If you want to learn more about the public metadata API, you can find [extensive documentation](https://ega-archive.org/discovery/metadata/public-metadata-api/) at the EGA website.


## 1. Import required packages

Let's start by importing the third-party packages [pandas](https://pandas.pydata.org) and [requests](https://requests.readthedocs.io/en/latest/):


In [None]:
import pandas as pd
import requests

## 2. Create a client

Next, we will create a client that allows us make requests to the API endpoints, as well as handling the responses. The client is contained within a single class called `EGAClient`. This class has two methods for fetching data: `get_entity()` and  `get_related_entities()`. These methods are generic in the sense that they can be used to fetch different types of metadata objects from EGA (for example datasets, studies, runs and policies).

In [None]:
class EGAClient:
    def __init__(self, base_url='https://metadata.ega-archive.org'):
        self.base_url = base_url

    def _get(self, endpoint, params=None):
        url = f'{self.base_url}/{endpoint}'
        response = requests.get(url, params=params)
        response.raise_for_status()
        return response.json()

    def get_entity(self, entity_type, accession_id=None, limit=None, 
                   offset=None):
        params = {}
        endpoint = entity_type
        if accession_id:
            endpoint += f'/{accession_id}'
        if limit is not None:
            params['limit'] = limit
        if offset is not None:
            params['offset'] = offset
        return self._get(endpoint, params=params)

    def get_related_entities(self, entity_type, related_entity_type, 
                             accession_id, limit=None, offset=None):
        params = {}
        endpoint = entity_type
        if accession_id:
            endpoint += f'/{accession_id}/{related_entity_type}'
        if limit is not None:
            params['limit'] = limit
        if offset is not None:
            params['offset'] = offset
        return self._get(endpoint, params=params)

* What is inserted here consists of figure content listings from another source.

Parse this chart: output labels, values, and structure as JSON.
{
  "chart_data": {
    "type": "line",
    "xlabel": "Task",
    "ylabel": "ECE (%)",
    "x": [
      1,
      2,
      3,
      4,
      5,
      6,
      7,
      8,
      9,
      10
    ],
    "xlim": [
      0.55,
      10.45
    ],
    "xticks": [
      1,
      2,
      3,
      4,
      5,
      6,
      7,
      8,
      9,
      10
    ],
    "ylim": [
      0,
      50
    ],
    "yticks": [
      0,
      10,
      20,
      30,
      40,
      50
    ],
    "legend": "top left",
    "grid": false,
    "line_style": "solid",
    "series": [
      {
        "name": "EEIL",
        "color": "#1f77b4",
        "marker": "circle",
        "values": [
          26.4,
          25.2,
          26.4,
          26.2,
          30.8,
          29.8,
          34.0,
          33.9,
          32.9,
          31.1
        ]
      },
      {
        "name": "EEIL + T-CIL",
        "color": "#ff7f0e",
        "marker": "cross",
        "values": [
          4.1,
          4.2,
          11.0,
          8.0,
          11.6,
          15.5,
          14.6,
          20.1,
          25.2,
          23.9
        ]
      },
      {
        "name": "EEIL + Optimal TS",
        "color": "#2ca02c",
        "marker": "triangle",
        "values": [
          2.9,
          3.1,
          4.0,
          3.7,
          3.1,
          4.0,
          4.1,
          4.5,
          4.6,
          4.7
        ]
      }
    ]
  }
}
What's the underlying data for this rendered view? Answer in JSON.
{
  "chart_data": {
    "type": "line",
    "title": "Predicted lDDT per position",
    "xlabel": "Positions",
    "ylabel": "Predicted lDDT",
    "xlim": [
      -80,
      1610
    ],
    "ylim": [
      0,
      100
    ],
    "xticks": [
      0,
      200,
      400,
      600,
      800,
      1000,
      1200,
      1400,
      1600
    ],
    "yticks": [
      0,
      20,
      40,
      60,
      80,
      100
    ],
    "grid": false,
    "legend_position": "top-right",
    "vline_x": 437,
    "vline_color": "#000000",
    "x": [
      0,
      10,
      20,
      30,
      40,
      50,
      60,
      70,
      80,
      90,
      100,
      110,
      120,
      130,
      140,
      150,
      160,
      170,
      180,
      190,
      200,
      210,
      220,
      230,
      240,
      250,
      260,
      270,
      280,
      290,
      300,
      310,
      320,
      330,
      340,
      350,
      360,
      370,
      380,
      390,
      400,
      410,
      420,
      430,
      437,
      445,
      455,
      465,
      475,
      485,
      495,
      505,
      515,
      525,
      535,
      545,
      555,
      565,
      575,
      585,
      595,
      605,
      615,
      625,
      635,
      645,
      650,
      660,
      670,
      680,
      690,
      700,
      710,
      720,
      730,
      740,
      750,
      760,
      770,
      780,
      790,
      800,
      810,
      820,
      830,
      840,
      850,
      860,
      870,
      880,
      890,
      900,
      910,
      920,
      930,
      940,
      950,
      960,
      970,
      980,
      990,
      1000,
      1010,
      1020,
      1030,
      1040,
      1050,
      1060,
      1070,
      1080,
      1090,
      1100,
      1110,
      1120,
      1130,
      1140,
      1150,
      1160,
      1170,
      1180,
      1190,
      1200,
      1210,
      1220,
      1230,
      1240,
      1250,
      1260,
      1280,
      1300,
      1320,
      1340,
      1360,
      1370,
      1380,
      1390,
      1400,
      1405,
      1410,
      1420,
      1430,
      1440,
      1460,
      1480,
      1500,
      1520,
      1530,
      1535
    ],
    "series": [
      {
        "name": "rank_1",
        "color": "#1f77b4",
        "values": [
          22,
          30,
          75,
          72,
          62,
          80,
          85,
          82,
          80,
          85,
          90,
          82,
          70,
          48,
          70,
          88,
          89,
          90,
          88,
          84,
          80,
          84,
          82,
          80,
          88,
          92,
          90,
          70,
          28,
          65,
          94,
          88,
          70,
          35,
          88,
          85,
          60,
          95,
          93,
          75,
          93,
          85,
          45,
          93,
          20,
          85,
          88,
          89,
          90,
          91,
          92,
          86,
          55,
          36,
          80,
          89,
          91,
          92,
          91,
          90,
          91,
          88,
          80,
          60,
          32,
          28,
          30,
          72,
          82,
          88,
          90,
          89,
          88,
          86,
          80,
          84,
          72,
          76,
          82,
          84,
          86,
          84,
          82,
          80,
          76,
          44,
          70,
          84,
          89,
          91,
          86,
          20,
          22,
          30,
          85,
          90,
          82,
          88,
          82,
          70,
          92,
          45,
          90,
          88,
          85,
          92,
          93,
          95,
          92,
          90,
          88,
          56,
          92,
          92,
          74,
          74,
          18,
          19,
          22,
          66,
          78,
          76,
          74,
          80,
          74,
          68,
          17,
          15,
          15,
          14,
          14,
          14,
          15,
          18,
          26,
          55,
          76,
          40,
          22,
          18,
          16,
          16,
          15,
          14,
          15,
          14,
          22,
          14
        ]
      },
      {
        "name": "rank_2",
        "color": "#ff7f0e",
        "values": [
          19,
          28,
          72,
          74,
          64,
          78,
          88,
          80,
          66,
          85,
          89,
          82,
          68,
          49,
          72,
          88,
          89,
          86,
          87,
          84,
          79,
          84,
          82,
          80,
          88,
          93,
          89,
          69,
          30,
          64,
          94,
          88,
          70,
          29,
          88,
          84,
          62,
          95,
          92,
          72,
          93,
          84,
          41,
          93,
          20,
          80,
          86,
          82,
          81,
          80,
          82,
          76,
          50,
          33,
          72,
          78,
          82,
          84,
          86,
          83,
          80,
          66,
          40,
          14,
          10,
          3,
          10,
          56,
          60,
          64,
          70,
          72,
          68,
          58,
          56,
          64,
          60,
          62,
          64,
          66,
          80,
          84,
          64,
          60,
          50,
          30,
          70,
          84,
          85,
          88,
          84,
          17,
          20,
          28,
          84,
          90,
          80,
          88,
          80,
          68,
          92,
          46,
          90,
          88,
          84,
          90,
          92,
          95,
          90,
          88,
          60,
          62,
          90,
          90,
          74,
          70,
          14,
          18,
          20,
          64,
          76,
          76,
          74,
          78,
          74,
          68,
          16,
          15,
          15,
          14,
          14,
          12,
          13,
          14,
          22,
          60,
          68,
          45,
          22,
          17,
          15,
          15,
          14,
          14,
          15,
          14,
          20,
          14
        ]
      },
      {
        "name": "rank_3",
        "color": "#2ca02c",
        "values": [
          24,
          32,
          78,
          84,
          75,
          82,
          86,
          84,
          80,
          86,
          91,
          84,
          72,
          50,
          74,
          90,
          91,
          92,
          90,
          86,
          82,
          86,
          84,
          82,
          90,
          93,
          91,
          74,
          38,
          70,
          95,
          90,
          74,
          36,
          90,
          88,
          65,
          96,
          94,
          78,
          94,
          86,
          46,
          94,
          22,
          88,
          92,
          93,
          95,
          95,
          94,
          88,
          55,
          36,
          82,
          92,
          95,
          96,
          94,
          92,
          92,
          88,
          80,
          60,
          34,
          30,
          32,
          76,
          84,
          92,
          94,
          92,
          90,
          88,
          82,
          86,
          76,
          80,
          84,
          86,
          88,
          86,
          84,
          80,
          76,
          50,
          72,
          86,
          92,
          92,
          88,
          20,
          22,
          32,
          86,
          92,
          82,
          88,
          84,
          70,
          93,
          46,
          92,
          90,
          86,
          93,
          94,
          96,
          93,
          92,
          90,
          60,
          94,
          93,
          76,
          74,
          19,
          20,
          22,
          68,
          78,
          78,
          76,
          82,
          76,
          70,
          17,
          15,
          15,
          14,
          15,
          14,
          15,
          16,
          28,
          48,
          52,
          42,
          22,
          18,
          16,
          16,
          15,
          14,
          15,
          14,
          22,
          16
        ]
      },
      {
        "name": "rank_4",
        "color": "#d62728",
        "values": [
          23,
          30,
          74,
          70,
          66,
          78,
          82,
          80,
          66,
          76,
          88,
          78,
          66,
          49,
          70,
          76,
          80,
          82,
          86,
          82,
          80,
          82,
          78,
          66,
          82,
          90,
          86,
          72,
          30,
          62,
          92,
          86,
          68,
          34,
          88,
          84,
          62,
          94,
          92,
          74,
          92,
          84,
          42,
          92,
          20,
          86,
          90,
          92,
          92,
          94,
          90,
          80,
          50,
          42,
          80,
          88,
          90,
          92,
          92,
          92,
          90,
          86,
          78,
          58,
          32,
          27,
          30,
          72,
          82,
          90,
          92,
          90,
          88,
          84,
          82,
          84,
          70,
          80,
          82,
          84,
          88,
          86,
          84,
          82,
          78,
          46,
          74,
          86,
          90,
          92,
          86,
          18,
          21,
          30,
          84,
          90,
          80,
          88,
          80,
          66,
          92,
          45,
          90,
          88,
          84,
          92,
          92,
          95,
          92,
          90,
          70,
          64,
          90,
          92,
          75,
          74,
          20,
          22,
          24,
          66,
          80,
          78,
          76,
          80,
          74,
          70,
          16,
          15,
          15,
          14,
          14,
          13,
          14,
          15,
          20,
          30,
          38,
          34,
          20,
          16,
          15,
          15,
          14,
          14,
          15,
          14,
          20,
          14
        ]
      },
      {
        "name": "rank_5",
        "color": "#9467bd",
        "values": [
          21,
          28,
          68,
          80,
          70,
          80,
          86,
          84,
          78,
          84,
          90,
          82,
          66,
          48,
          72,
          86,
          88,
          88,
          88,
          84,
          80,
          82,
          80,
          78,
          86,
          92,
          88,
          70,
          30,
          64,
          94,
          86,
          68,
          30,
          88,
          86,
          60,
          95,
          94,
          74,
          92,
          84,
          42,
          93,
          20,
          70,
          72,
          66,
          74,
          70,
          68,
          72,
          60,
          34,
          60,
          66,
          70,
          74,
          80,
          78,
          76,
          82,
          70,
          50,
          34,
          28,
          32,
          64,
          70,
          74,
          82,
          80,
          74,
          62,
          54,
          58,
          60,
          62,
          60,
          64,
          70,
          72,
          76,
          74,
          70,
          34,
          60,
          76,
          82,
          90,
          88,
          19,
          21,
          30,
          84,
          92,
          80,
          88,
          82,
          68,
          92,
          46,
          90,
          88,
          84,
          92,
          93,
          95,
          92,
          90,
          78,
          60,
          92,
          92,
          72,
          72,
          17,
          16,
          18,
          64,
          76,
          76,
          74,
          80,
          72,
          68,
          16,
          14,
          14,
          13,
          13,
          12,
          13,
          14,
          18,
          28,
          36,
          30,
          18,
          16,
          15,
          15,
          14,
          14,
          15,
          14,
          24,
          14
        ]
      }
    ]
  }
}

The two methods `get_entity()` and `get_related_entities()` return data in the JSON format, which can be difficult for a human to read. Let's therefore define a small function that transforms JSON data to a pandas dataframe.

In [None]:
def as_dataframe(data_json):
    """Turn JSON into a pandas dataframe"""
    return pd.json_normalize(data_json)

The function above contains only a single line of code and is therefore not really needed. However, if we want to customize the transformation of the JSON data further, we can use this function as a starting point. Also, using the name "as_dataframe" instead of "json_normalize" could arguably make the code more readable in our context.

Let's now try to use the client!

## 3. Use the client

To use the client, we first need to create an instance of the `EGAClient` class.

In [None]:
client = EGAClient()

Once we have the client instance, we can go on and fetch metadata from the API. Below are some examples that you may want to adapt to your own needs.

### Information about a single study

In [None]:
study_id = 'EGAS50000000209'
study = client.get_entity('studies', accession_id=study_id)
as_dataframe(study)

If the Study ID is left out from the API call, all studies in EGA will be returned. Try to not to request more information than you need, since the computational burden on the server may be high. A good practice is to use the `limit` keyword argument to specify the maximum number of records to be returned (more on this later). Also try to avoid making more calls to the API than necessary.

### Information about datasets in a study

In [None]:
study_id = 'EGAS50000000209'
datasets = client.get_related_entities(entity_type='studies', related_entity_type='datasets',
                                       accession_id=study_id)
as_dataframe(datasets)

### Information about samples associated with a dataset

In [None]:
dataset_id = 'EGAD50000000298'
samples = client.get_related_entities(entity_type='datasets', related_entity_type='samples',
                                      accession_id=dataset_id)
as_dataframe(samples)

We can control the number of records that is returned by using the keyword agument `limit`:

In [None]:
dataset_id = 'EGAD50000000298'
samples = client.get_related_entities(entity_type='datasets', related_entity_type='samples', 
                                      accession_id=dataset_id, limit=10)
as_dataframe(samples)

We can also use the `offset` keyword argument to specify the number of records we want to skip before selecting records.

In [None]:
dataset_id = 'EGAD50000000298'
samples = client.get_related_entities(entity_type='datasets', related_entity_type='samples', 
                                      accession_id=dataset_id, limit=10, offset=2)
as_dataframe(samples)